Araştırma

Yatırılarak Tedavi Edilen Otoimmun Büllöz Dermatozlu Hastaların Retrospektif Değerlendirilmesi

10.15624.dermatoz15064a1

  • Ayşe Akbaş
  • Fadime Kılınç
  • Ayşe Akkuş
  • Sertaç Şener
  • Ahmet Metin

Dermatoz 2015;6(4):0-0

Amaç:

Otoimmün büllü dermatozlar (OBD); genetik zeminde gelişen vezikül ve büllerle karakterize morbidite ve mortaliteleri yüksek olan hastalıklardır. Klinik olarak benzer özellikler göstermekle birlikte, zaman zaman oldukça değişken olup tedaviye yanıtlar ve komplikasyonlar farklılık göstermektedir. Kliniğimizde yatarak tedavi gören OBD'li hastalarda klinik ve demografik özellikler, tedaviye yanıt ve komplikasyonların araştırılması ve bulguların değerlendirilmesi amaçlanmıştır.

Materyal ve Metod:

2005-2014 yılları arasında kliniğimizde yatarak tedavi gören OBD' li hastaların epikriz ve genel arşiv dosyaları incelendi.
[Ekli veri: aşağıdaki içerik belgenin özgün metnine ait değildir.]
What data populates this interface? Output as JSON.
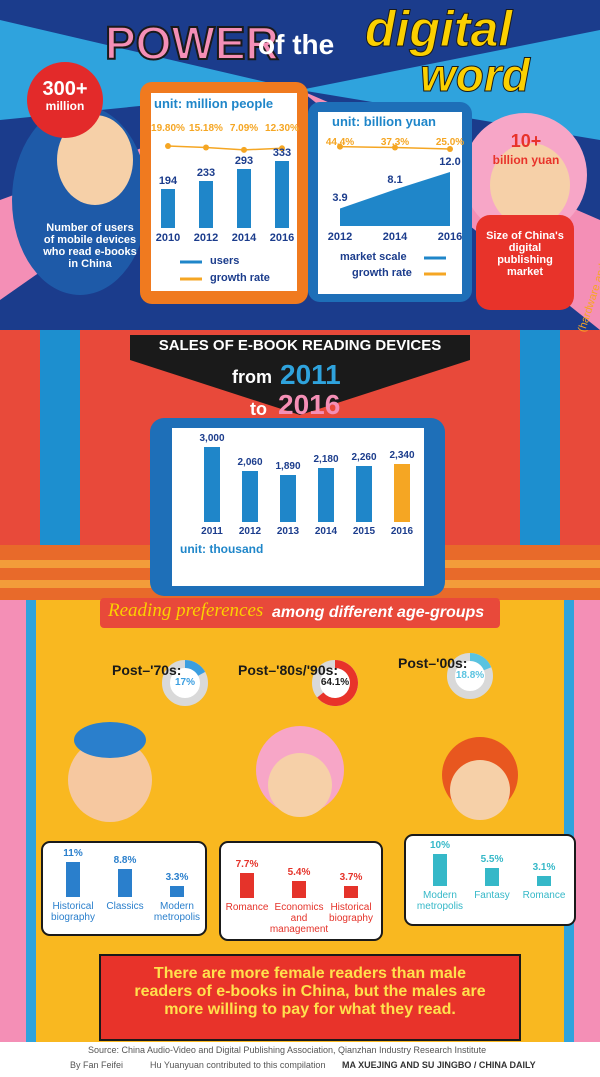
{
  "header": {
    "title_1": "POWER",
    "title_2": "of the",
    "title_3": "digital",
    "title_4": "word"
  },
  "left_badge": {
    "value": "300+",
    "unit": "million"
  },
  "left_caption": "Number of users of mobile devices who read e-books in China",
  "right_badge": {
    "value": "10+",
    "unit": "billion yuan"
  },
  "right_caption": "Size of China's digital publishing market",
  "right_note": "(hardware and software)",
  "banner": {
    "title": "SALES OF E-BOOK READING DEVICES",
    "from": "from",
    "start": "2011",
    "to": "to",
    "end": "2016"
  },
  "preferences": {
    "title_1": "Reading preferences",
    "title_2": "among different age-groups"
  },
  "message": "There are more female readers than male readers of e-books in China, but the males are more willing to pay for what they read.",
  "source": "Source: China Audio-Video and Digital Publishing Association, Qianzhan Industry Research Institute",
  "credits": {
    "author": "By Fan Feifei",
    "contributor": "Hu Yuanyuan contributed to this compilation",
    "design": "MA XUEJING AND SU JINGBO / CHINA DAILY"
  },
  "chart_data": [
    {
      "type": "bar",
      "subtitle": "unit: million people",
      "categories": [
        "2010",
        "2012",
        "2014",
        "2016"
      ],
      "series": [
        {
          "name": "users",
          "color": "#1f86c9",
          "values": [
            194,
            233,
            293,
            333
          ]
        },
        {
          "name": "growth rate",
          "type": "line",
          "color": "#f5a623",
          "values": [
            19.8,
            15.18,
            7.09,
            12.3
          ],
          "value_labels": [
            "19.80%",
            "15.18%",
            "7.09%",
            "12.30%"
          ]
        }
      ]
    },
    {
      "type": "area",
      "subtitle": "unit: billion yuan",
      "categories": [
        "2012",
        "2014",
        "2016"
      ],
      "series": [
        {
          "name": "market scale",
          "color": "#1f86c9",
          "values": [
            3.9,
            8.1,
            12
          ],
          "value_labels": [
            "3.9",
            "8.1",
            "12.0"
          ]
        },
        {
          "name": "growth rate",
          "type": "line",
          "color": "#f5a623",
          "values": [
            44.4,
            37.3,
            25
          ],
          "value_labels": [
            "44.4%",
            "37.3%",
            "25.0%"
          ]
        }
      ]
    },
    {
      "type": "bar",
      "subtitle": "unit: thousand",
      "categories": [
        "2011",
        "2012",
        "2013",
        "2014",
        "2015",
        "2016"
      ],
      "values": [
        3000,
        2060,
        1890,
        2180,
        2260,
        2340
      ],
      "value_labels": [
        "3,000",
        "2,060",
        "1,890",
        "2,180",
        "2,260",
        "2,340"
      ],
      "colors": [
        "#1f86c9",
        "#1f86c9",
        "#1f86c9",
        "#1f86c9",
        "#1f86c9",
        "#f5a623"
      ]
    },
    {
      "type": "donut",
      "categories": [
        "Post–'70s:",
        "Post–'80s/'90s:",
        "Post–'00s:"
      ],
      "values": [
        17,
        64.1,
        18.8
      ],
      "value_labels": [
        "17%",
        "64.1%",
        "18.8%"
      ],
      "colors": [
        "#3b9ee0",
        "#e8332a",
        "#5ac3e0"
      ]
    },
    {
      "type": "bar",
      "categories": [
        "Historical biography",
        "Classics",
        "Modern metropolis"
      ],
      "values": [
        11,
        8.8,
        3.3
      ],
      "value_labels": [
        "11%",
        "8.8%",
        "3.3%"
      ],
      "color": "#2a7fcc"
    },
    {
      "type": "bar",
      "categories": [
        "Romance",
        "Economics and management",
        "Historical biography"
      ],
      "values": [
        7.7,
        5.4,
        3.7
      ],
      "value_labels": [
        "7.7%",
        "5.4%",
        "3.7%"
      ],
      "color": "#e5332a"
    },
    {
      "type": "bar",
      "categories": [
        "Modern metropolis",
        "Fantasy",
        "Romance"
      ],
      "values": [
        10,
        5.5,
        3.1
      ],
      "value_labels": [
        "10%",
        "5.5%",
        "3.1%"
      ],
      "color": "#35b8c8"
    }
  ]
}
Demografik özellikler, klinik bulgular, birlikte olduğu hastalıklar, komplikasyonlar, verilen tedaviler, tedaviye cevap süresi, prognoz açısından değerlendirilerek, genel literatür bilgileriyle karşılaştırıldı.

Bulgular:

Ocak 2005- Aralık 2014 yılları arasında kliniğimizde yatarak tedavi gören 55 OBD hastası mevcuttu. Yaş ortalaması 59,9 olan hastaların % 52'si kadın, % 48' i erkekti. Kadın / erkek oranı 1,1 idi. En sık görülen OBD pemfigus vulgaris ( PV, n=25 % 45,4 ) ve büllöz pemfigoid (BP, n=23, % 41,8 ) idi. PV’li hastaların yaş ortalaması 51,5 iken BP’li hastaların yaş ortalaması 73,7 idi. Epidermolizis bülloza, skatrisyel pemfigoid iki hastayla (%3,6), pemfigus herpetiformis ve lineer Ig A dermatozu birer hastayla (% 1,8) görülen diğer OBD'ler idi. BP hastaları hastanede en uzun yatış süresine sahipken, PV hastaları onu takip etti. En sık anatomik tutulum yeri oral mukoza idi ve en sık PV ’te ( n=21, % 84) görüldü.. En sık deri lezyonu BP (n= 19, % 82,6 )'te görüldü ve daha çok gövde yerleşimliydi. En sık birlikte olan sistemik hastalık hipertansiyondu ( n=16,% 83,3), BP’ te en sıktı (n=12). BP’ li olgularda nörolojik ve metabolik hastalıklar yanısıra iki hastada malignite mevcuttu. Tanı almadan önce ortalama yakınma süresi en uzun olan hastalık 3 hasta ile pemfigus gr ubu (bir yıldan fazla) idi. Toplam 31 hastaya kombine tedavi verildi. PV’li hastaların %76’sına steroidle kombine immunsüpresif uygulandı. BP’li hastaların 43’üne tetrasiklin ve steroid kombinasyonu verildi. Hastaların 13'ünde (%23,6, PV’li 6 olgu, BP’li 7 olgu ) steroid tedavisine sekonder komplikasyon gelişti.

Sonuç:

Kliniğimizde yatırılarak tedavi edilen en sık görülen OBD; PV ve BP idi. Ülkemizde PV sıklığı daha fazla iken, çalışmamızda bu iki hastalığın görülme oranları birbirine çok yakındı. BP görülme sıklığındaki ar tış, eşlik eden maligniteler ve hastalıklar açısından daha dikkatli olmamızı gerektirmektedir.